Читаем Тонкая нить (сборник) полностью

Мы стояли совершенно незримыми, не видя даже собственных ступней, но в почтительном сёркле, при церемонии вскрытия прибывшего из Таганрога гроба в присутствии царской семьи в Санкт-Петербурге. О ужас, и не только наш – гроб был и вправду пуст. Пустым он был и захоронен под заранее подготовленной плитой с именем государя императора Александра I, за неимением иного выхода из создавшейся двусмысленной ситуации, коей и без того предшествовало отягощенное мятежом междуцарствие – следствие с опозданием вскрытого завещанья. Как говорит мой шеф по альманаху «Дворянское собрание» Борис Прохорович Краевский, кабы ковчежец с волей «покойного» был вскрыт на день раньше, не было бы 14-го декабря, отъезда Марии Волконской в Сибирь и всех прочих атрибутов этой красивой легенды. Декабристы не разбудили бы Герцена, и он мог бы спать, как наш Поток-богатырь, до второго пришествия.

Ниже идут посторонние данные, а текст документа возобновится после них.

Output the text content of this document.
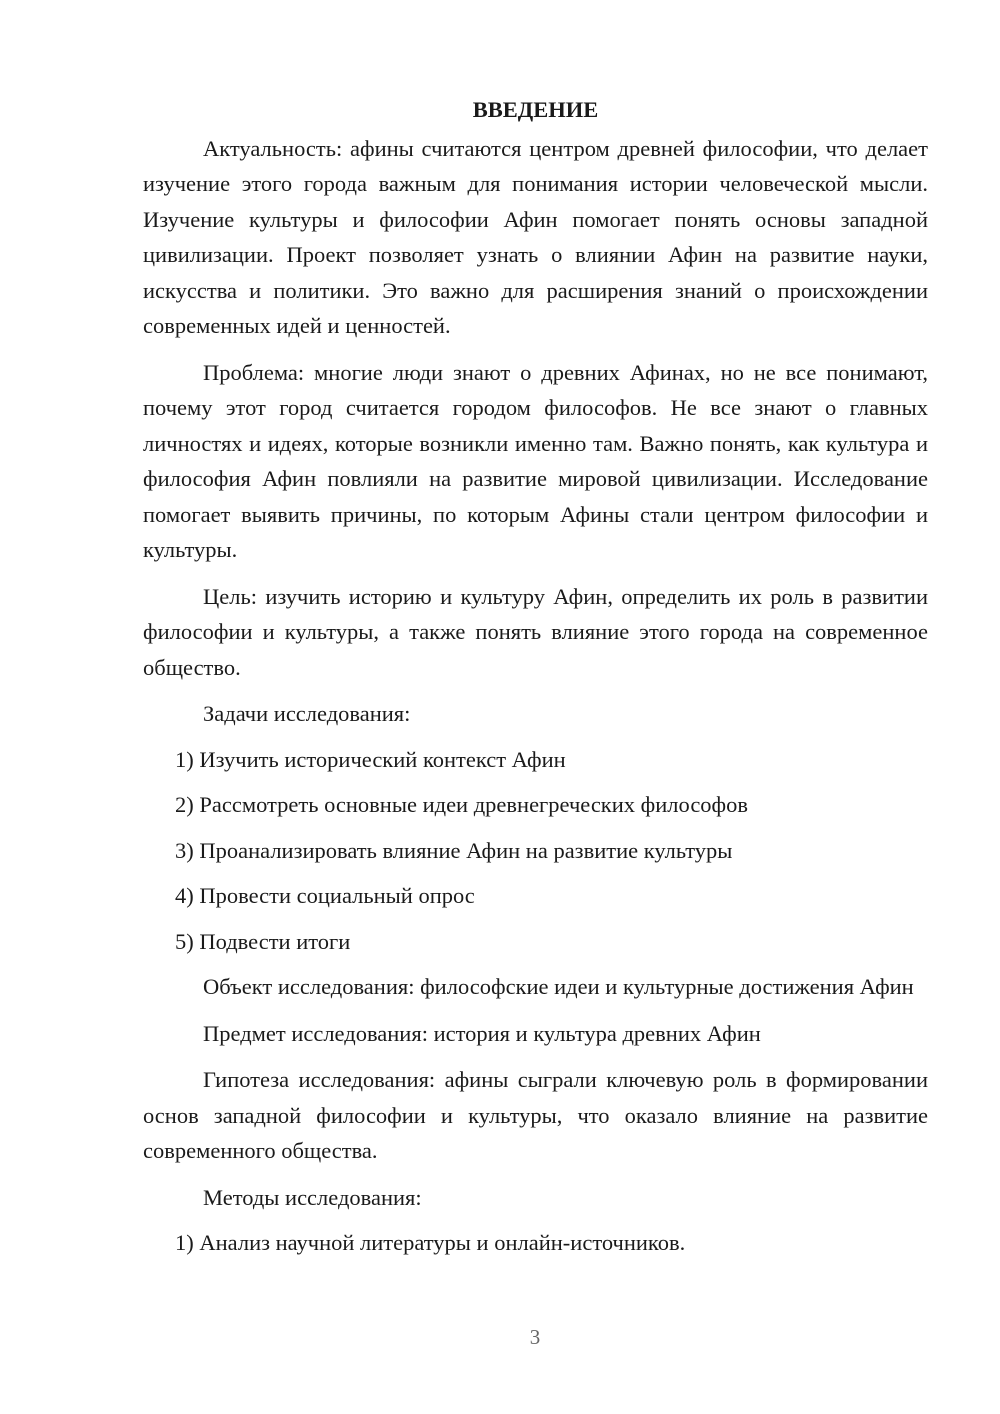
ВВЕДЕНИЕ

Актуальность: афины считаются центром древней философии, что делает изучение этого города важным для понимания истории человеческой мысли. Изучение культуры и философии Афин помогает понять основы западной цивилизации. Проект позволяет узнать о влиянии Афин на развитие науки, искусства и политики. Это важно для расширения знаний о происхождении современных идей и ценностей.

Проблема: многие люди знают о древних Афинах, но не все понимают, почему этот город считается городом философов. Не все знают о главных личностях и идеях, которые возникли именно там. Важно понять, как культура и философия Афин повлияли на развитие мировой цивилизации. Исследование помогает выявить причины, по которым Афины стали центром философии и культуры.

Цель: изучить историю и культуру Афин, определить их роль в развитии философии и культуры, а также понять влияние этого города на современное общество.

Задачи исследования:

1) Изучить исторический контекст Афин
2) Рассмотреть основные идеи древнегреческих философов
3) Проанализировать влияние Афин на развитие культуры
4) Провести социальный опрос
5) Подвести итоги

Объект исследования: философские идеи и культурные достижения Афин

Предмет исследования: история и культура древних Афин

Гипотеза исследования: афины сыграли ключевую роль в формировании основ западной философии и культуры, что оказало влияние на развитие современного общества.

Методы исследования:

1) Анализ научной литературы и онлайн-источников.
3
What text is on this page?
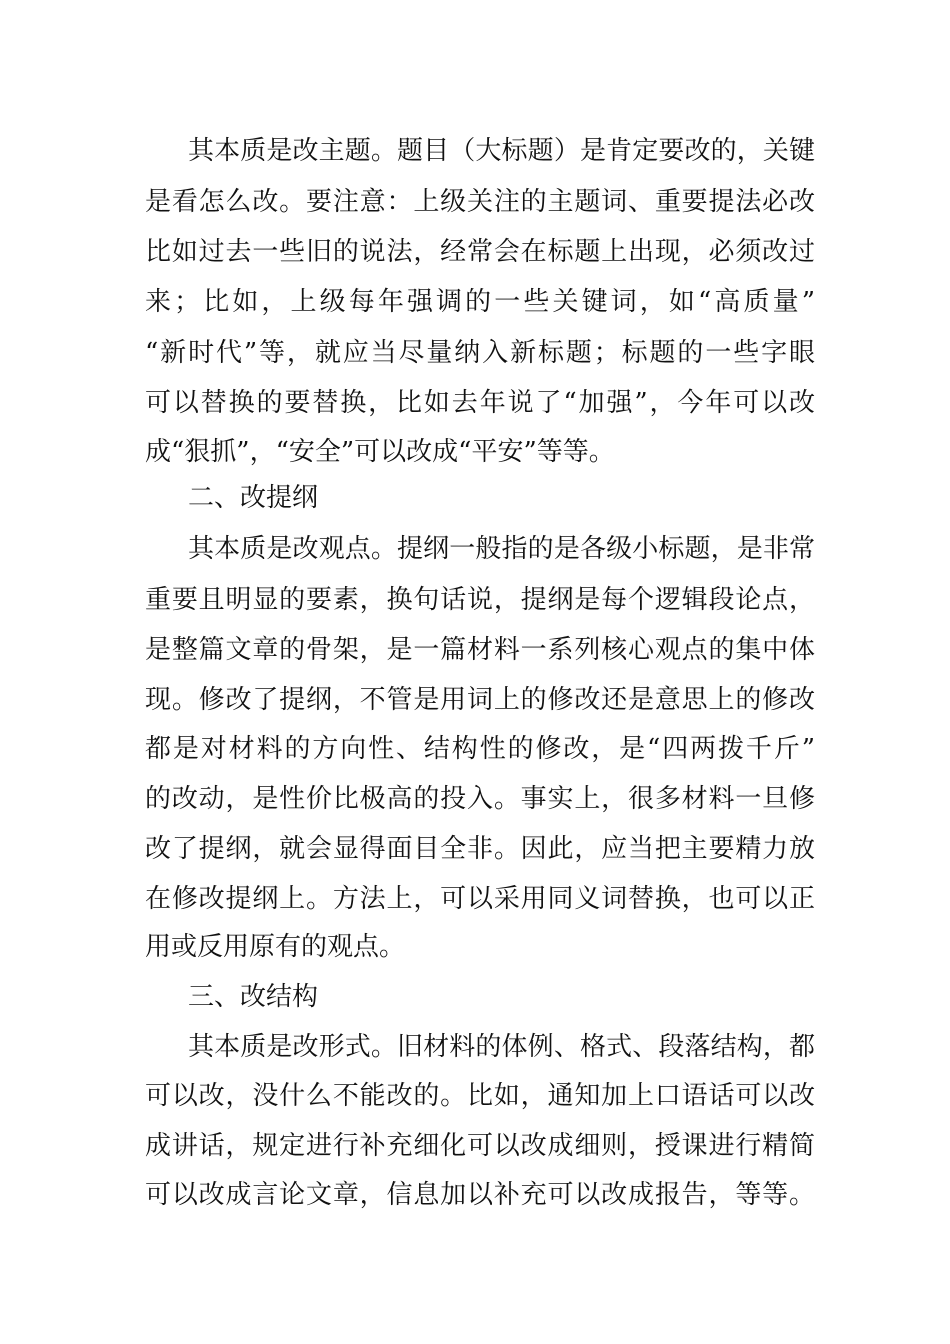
其本质是改主题。题目（大标题）是肯定要改的，关键
是看怎么改。要注意：上级关注的主题词、重要提法必改
比如过去一些旧的说法，经常会在标题上出现，必须改过
来；比如，上级每年强调的一些关键词，如“高质量”
“新时代”等，就应当尽量纳入新标题；标题的一些字眼
可以替换的要替换，比如去年说了“加强”，今年可以改
成“狠抓”，“安全”可以改成“平安”等等。
二、改提纲
其本质是改观点。提纲一般指的是各级小标题，是非常
重要且明显的要素，换句话说，提纲是每个逻辑段论点，
是整篇文章的骨架，是一篇材料一系列核心观点的集中体
现。修改了提纲，不管是用词上的修改还是意思上的修改
都是对材料的方向性、结构性的修改，是“四两拨千斤”
的改动，是性价比极高的投入。事实上，很多材料一旦修
改了提纲，就会显得面目全非。因此，应当把主要精力放
在修改提纲上。方法上，可以采用同义词替换，也可以正
用或反用原有的观点。
三、改结构
其本质是改形式。旧材料的体例、格式、段落结构，都
可以改，没什么不能改的。比如，通知加上口语话可以改
成讲话，规定进行补充细化可以改成细则，授课进行精简
可以改成言论文章，信息加以补充可以改成报告，等等。
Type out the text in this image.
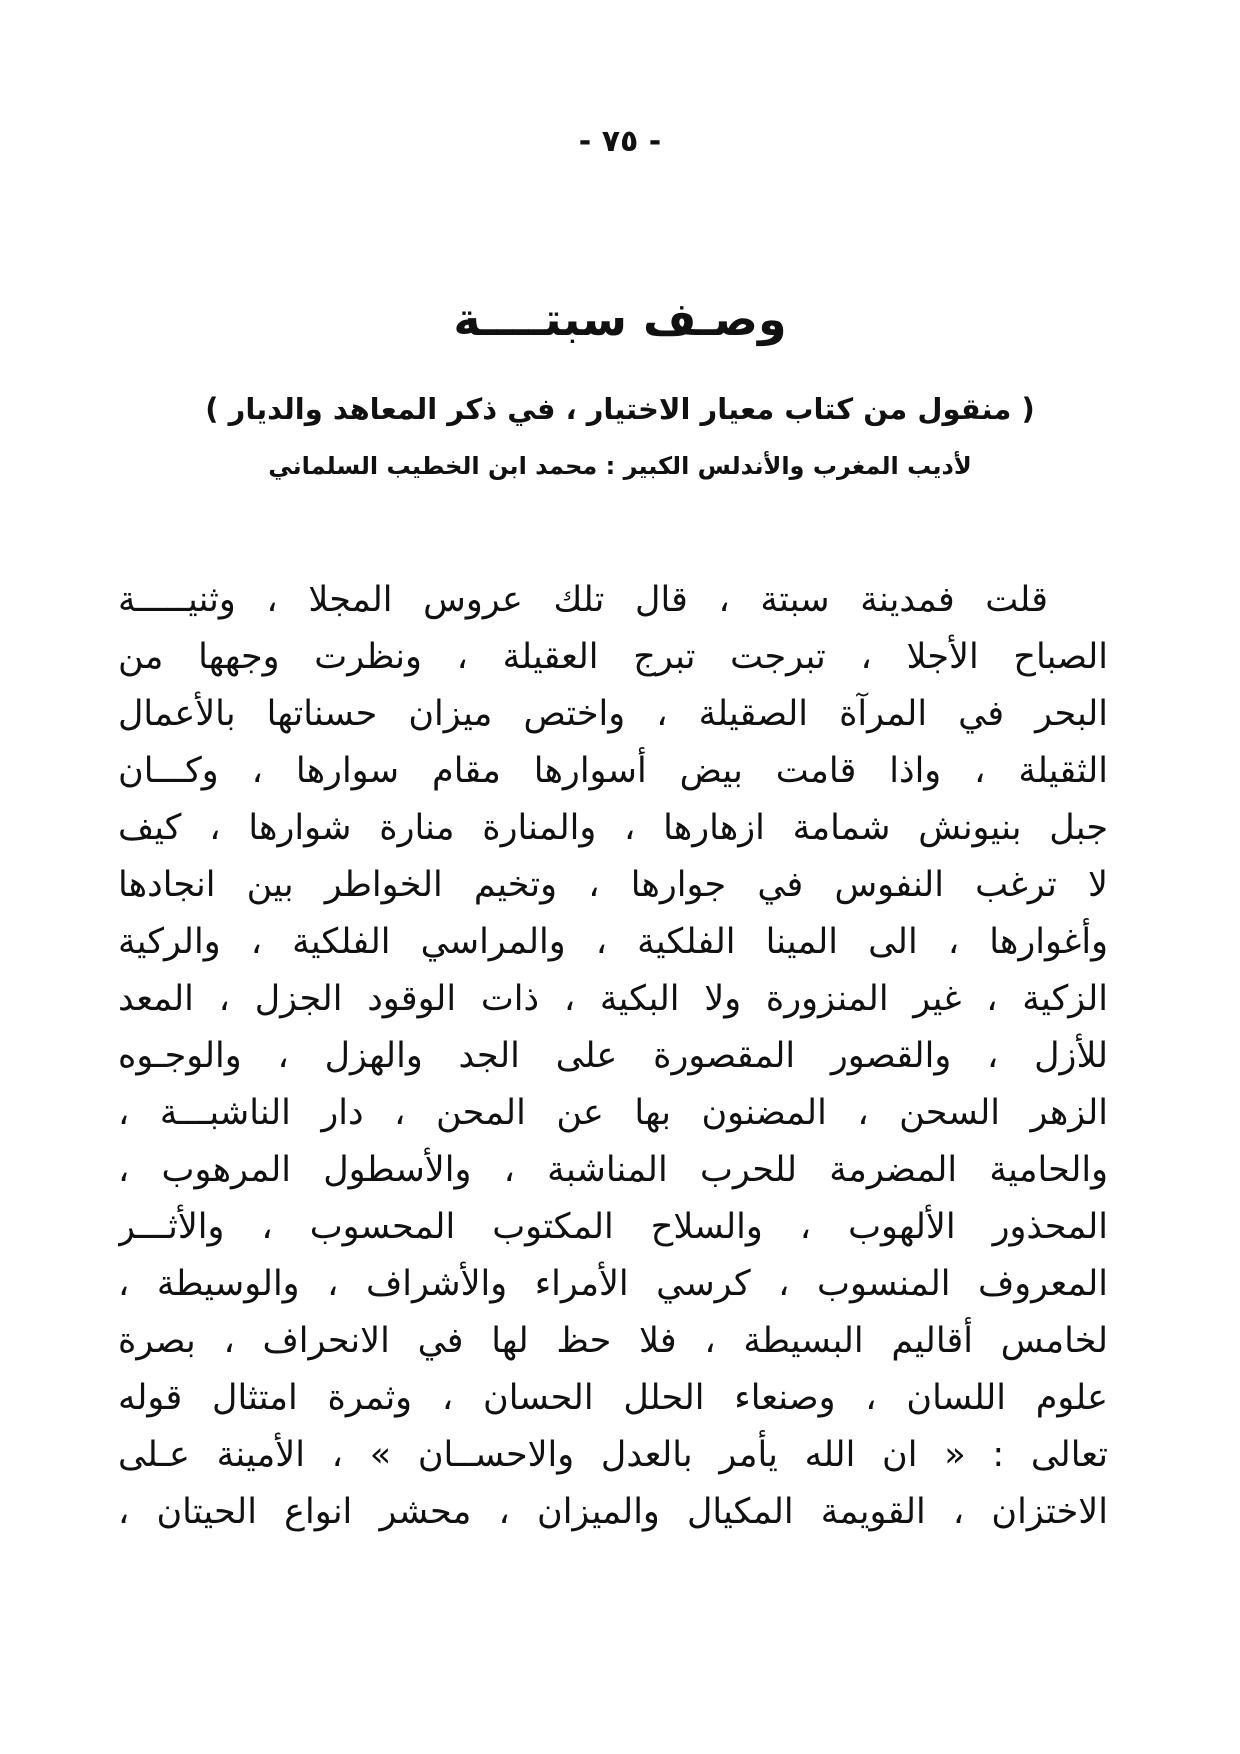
- ٧٥ -
وصـف سبتــــة
( منقول من كتاب معيار الاختيار ، في ذكر المعاهد والديار )
لأديب المغرب والأندلس الكبير : محمد ابن الخطيب السلماني
قلت فمدينة سبتة ، قال تلك عروس المجلا ، وثنيـــــة
الصباح الأجلا ، تبرجت تبرج العقيلة ، ونظرت وجهها من
البحر في المرآة الصقيلة ، واختص ميزان حسناتها بالأعمال
الثقيلة ، واذا قامت بيض أسوارها مقام سوارها ، وكـــان
جبل بنيونش شمامة ازهارها ، والمنارة منارة شوارها ، كيف
لا ترغب النفوس في جوارها ، وتخيم الخواطر بين انجادها
وأغوارها ، الى المينا الفلكية ، والمراسي الفلكية ، والركية
الزكية ، غير المنزورة ولا البكية ، ذات الوقود الجزل ، المعد
للأزل ، والقصور المقصورة على الجد والهزل ، والوجـوه
الزهر السحن ، المضنون بها عن المحن ، دار الناشبـــة ،
والحامية المضرمة للحرب المناشبة ، والأسطول المرهوب ،
المحذور الألهوب ، والسلاح المكتوب المحسوب ، والأثـــر
المعروف المنسوب ، كرسي الأمراء والأشراف ، والوسيطة ،
لخامس أقاليم البسيطة ، فلا حظ لها في الانحراف ، بصرة
علوم اللسان ، وصنعاء الحلل الحسان ، وثمرة امتثال قوله
تعالى : « ان الله يأمر بالعدل والاحســان » ، الأمينة عـلى
الاختزان ، القويمة المكيال والميزان ، محشر انواع الحيتان ،
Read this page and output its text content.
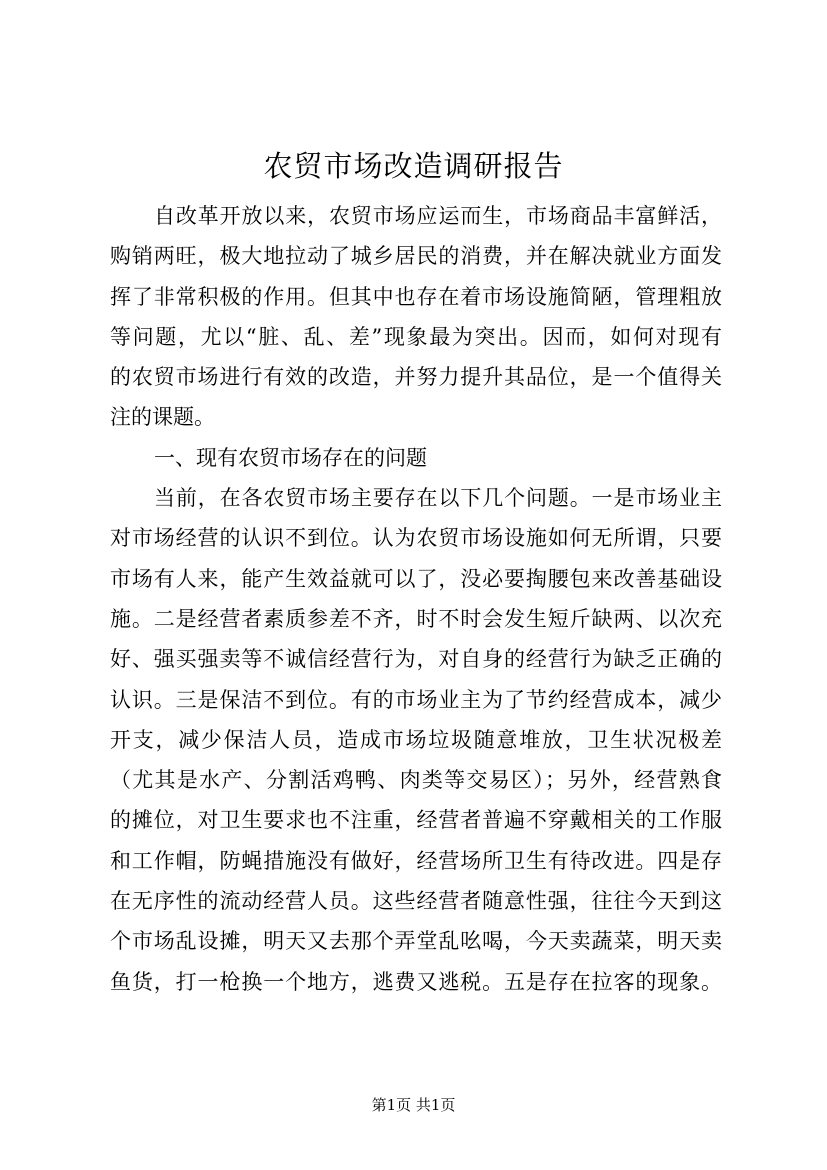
农贸市场改造调研报告
自改革开放以来，农贸市场应运而生，市场商品丰富鲜活，
购销两旺，极大地拉动了城乡居民的消费，并在解决就业方面发
挥了非常积极的作用。但其中也存在着市场设施简陋，管理粗放
等问题，尤以“脏、乱、差”现象最为突出。因而，如何对现有
的农贸市场进行有效的改造，并努力提升其品位，是一个值得关
注的课题。
一、现有农贸市场存在的问题
当前，在各农贸市场主要存在以下几个问题。一是市场业主
对市场经营的认识不到位。认为农贸市场设施如何无所谓，只要
市场有人来，能产生效益就可以了，没必要掏腰包来改善基础设
施。二是经营者素质参差不齐，时不时会发生短斤缺两、以次充
好、强买强卖等不诚信经营行为，对自身的经营行为缺乏正确的
认识。三是保洁不到位。有的市场业主为了节约经营成本，减少
开支，减少保洁人员，造成市场垃圾随意堆放，卫生状况极差
（尤其是水产、分割活鸡鸭、肉类等交易区）；另外，经营熟食
的摊位，对卫生要求也不注重，经营者普遍不穿戴相关的工作服
和工作帽，防蝇措施没有做好，经营场所卫生有待改进。四是存
在无序性的流动经营人员。这些经营者随意性强，往往今天到这
个市场乱设摊，明天又去那个弄堂乱吆喝，今天卖蔬菜，明天卖
鱼货，打一枪换一个地方，逃费又逃税。五是存在拉客的现象。
第1页 共1页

Вот какая история случилась в северной столице нашего обширного государства. Мы вышли озадаченными из царской усыпальницы снова в наш 1998 год. Поток-богатырь проявился из воздуха, как тот же чеширский кот, научившись этим штукам у творца своего А. К., и сказал невесело: «Вот случился же грех – под плитою с именем государя императора Александра I пусто было. А мог быть и хуже того грех, кабы доподлинным останкам убиенного государя Николая II довелось лежать под безымянной плитой и с формулировкой: за веру Христову умученный. Боже избави!»

14

Воистину, возвращенье наше в Сулу было подобно старинной русской игре «Гусёк». Вроде бы твоя фишка почти уж достигла выигрышного поля – царевниного терема. Ан глядь, с новым броском кости попала на несчастливую клетку и вновь отброшена далеко назад в тридевятое царство – поди туда не знаю куда, принеси то не знаю что. Я вспоминала страшного колдуна гоголевского, который, гоня коня в Канев, попал в Шумск, а поворотив к Киеву, увидел через день Галич. Мне стало казаться, что не испить нам светлой сульской воды, уже бо Сула не течет серебряными струями ко граду Переяславлю. Часы наши опять соскочили на другое время, и вот уж я в лаптях-скороходах хожу по Сибири за старцем Федором Кузьмичом. Он хоть и бит кнутом за беспаспортное бродяжничество, однако поразительно похож на государя императора Александра I. А до тайного ухода Льва Николаича Толстого из дому еще ох как далёко. Бричка неотступно следует за мной, подобно обозу, посланному генералом Раевским в Сибирь вослед его исступленной дочери.

Одно время я на беду потеряла загадочного странника из виду, проходя мимо кемеровских лагерей и нежданно получив свидание с отцом моим. Даренный Гоголем карманный черт отвел глаза охраннику, пока отец передавал мне альбом со своими карандашными лагерными рисунками. Но той порой таинственный старец исчез из глаз моих. Поток-богатырь, распрямляя на привале плечи, утешал меня: «Оставь попеченье, пускай себе ходит. Если уж землю нашу в рабском виде царь небесный исходил благословляя, то и земному царю в том же виде исходить ее не грех».

Видели мы, как повезли из Тобольска в зловещий Екатеринбург после неосуществленной попытки освобожденья отрекшегося государя императора Николая II. Наивная государыня взглянула на дом Григория Распутина и говорит ангельским голосом: «Вот дом друга нашего». Темная Гришкина родня глядела в окошки. Поток-богатырь вздохнул: «Пока вроде бы неладно было для России имя Григорий. То Гришка Отрепьев, анафема, то, хрен редьки не слаще, Гришка Распутин на нашу шею навязался». Я попыталась возразить другу своему богатырю, что Григорий Явлинский в эту строку не пишется, но он такого имени пока еще не слыхал.

Советские лагеря всех времен попадались нам по дороге всюду плотно. Постепенно мысль об узниках их вытеснила из головы моей беспокойство о венценосце, искупающем грех молчаливого пособничества в отцеубийстве. И пошла я, как, прости Господи, Богородица по мукам. Тут, пожалуй, впервые Гоголь взял на себя молчаливо обещанную роль Вергилия, если, конечно, можно почесть меня за Данта. Он вышел из брички, снова натянув себе римский нос. Вместо общеизвестного пальто с пелериной явилась на нем римская тога, на голове же третий по счету венец, на сей раз не чугунный, а настоящий, из жесткого, аппетитно пахнущего лавра. Он на время отступил от обета молчания, который дал, как мне думается, когда получал краткую увольнительную с того света.